6. The prosecution case as available on the records is that on 18.8.1993 when PW 4 was sleeping on her veranda, the appellant forced entry in the veranda and committed rape. She has further asserted that as soon as the appellant neared her she raised alarm and thereafter for half an hour she was raped bur* neither her husband nor any of the witnesses examined could arrive at the place of occurrence. This fact itself causes reasonable doubt on the prosecution story. If the witnesses could arrive after hulla immediately, and particularly her husband sleeping within 5-6 feets, the rape could not have been committed. The factum of rape further appears not proved in absence of neighbouring house inmates as well as reluctance of the prosecutrix to inform the villagers next day even the Mukhiya. It has come on record that PWs 1 and 3 are father and son while PW 2 is a chance witness who arrived after sometime when hulla was raised. Therefore the possibility of their identifying the appellant fleeing away becomes doubtful.
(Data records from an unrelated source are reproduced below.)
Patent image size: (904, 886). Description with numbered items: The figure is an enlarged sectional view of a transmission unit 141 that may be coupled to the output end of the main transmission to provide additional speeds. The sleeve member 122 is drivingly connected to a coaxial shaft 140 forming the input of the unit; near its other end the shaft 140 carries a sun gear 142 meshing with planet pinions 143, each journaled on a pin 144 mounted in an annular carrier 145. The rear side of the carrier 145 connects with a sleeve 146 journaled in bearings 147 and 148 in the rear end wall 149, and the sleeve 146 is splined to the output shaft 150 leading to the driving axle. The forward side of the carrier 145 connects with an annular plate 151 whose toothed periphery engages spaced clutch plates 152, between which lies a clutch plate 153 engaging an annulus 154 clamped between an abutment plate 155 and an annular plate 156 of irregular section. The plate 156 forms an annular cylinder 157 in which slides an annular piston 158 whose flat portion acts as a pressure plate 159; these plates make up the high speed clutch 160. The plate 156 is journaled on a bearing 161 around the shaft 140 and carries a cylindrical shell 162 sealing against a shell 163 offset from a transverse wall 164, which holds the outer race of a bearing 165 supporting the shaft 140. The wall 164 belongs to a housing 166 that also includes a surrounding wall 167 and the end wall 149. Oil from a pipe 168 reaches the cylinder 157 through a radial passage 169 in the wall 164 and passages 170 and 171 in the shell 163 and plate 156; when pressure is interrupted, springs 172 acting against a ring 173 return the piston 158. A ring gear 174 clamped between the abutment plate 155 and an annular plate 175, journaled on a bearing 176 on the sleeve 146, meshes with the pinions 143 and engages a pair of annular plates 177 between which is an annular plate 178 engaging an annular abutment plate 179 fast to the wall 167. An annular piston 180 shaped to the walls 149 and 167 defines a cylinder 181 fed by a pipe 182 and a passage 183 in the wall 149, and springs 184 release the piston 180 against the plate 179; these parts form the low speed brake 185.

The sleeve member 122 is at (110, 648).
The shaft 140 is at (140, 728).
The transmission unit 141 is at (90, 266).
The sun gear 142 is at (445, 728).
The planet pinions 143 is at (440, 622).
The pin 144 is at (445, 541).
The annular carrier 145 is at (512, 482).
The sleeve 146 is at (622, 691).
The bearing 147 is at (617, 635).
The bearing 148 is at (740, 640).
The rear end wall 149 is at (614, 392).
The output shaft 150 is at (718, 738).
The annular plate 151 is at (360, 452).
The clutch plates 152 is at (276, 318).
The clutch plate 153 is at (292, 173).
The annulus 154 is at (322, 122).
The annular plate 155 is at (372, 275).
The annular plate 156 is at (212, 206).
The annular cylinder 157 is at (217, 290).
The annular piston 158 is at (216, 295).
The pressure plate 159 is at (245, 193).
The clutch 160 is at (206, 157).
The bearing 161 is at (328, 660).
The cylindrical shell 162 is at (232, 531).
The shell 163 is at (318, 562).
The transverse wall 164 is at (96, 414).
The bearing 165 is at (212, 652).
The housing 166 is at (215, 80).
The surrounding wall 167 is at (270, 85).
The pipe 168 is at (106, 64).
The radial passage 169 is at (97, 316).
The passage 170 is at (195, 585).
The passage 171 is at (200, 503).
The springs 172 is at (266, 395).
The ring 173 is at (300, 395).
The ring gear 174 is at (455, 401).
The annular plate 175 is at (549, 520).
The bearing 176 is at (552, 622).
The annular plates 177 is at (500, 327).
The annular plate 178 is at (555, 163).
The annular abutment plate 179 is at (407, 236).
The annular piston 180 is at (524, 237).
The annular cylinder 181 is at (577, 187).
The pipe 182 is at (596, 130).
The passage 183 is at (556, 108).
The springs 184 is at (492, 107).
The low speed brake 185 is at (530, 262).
Further more the lodging of the complaint petition after seven days as well as initiation of the criminal proceeding under Section 107 Cr PC between the son of the appellant and the husband of the complainant for an occurrence dated 18.8.1993 causes grave doubts. 7. Having considered the above mentioned facts and circumstances, I find that the prosecution in the present facts has not been able to prove beyond doubts that the appellant has committed the offences under Sections 376 and 452 of the Indian Penal Code in the manner alleged. Accordingly, I find that the present appeal has got merit in it and deserves to be allowed. 8. In the result this appeal is allowed and the conviction of the appellant is set aside. He is further released from the liabilities of his bail bond.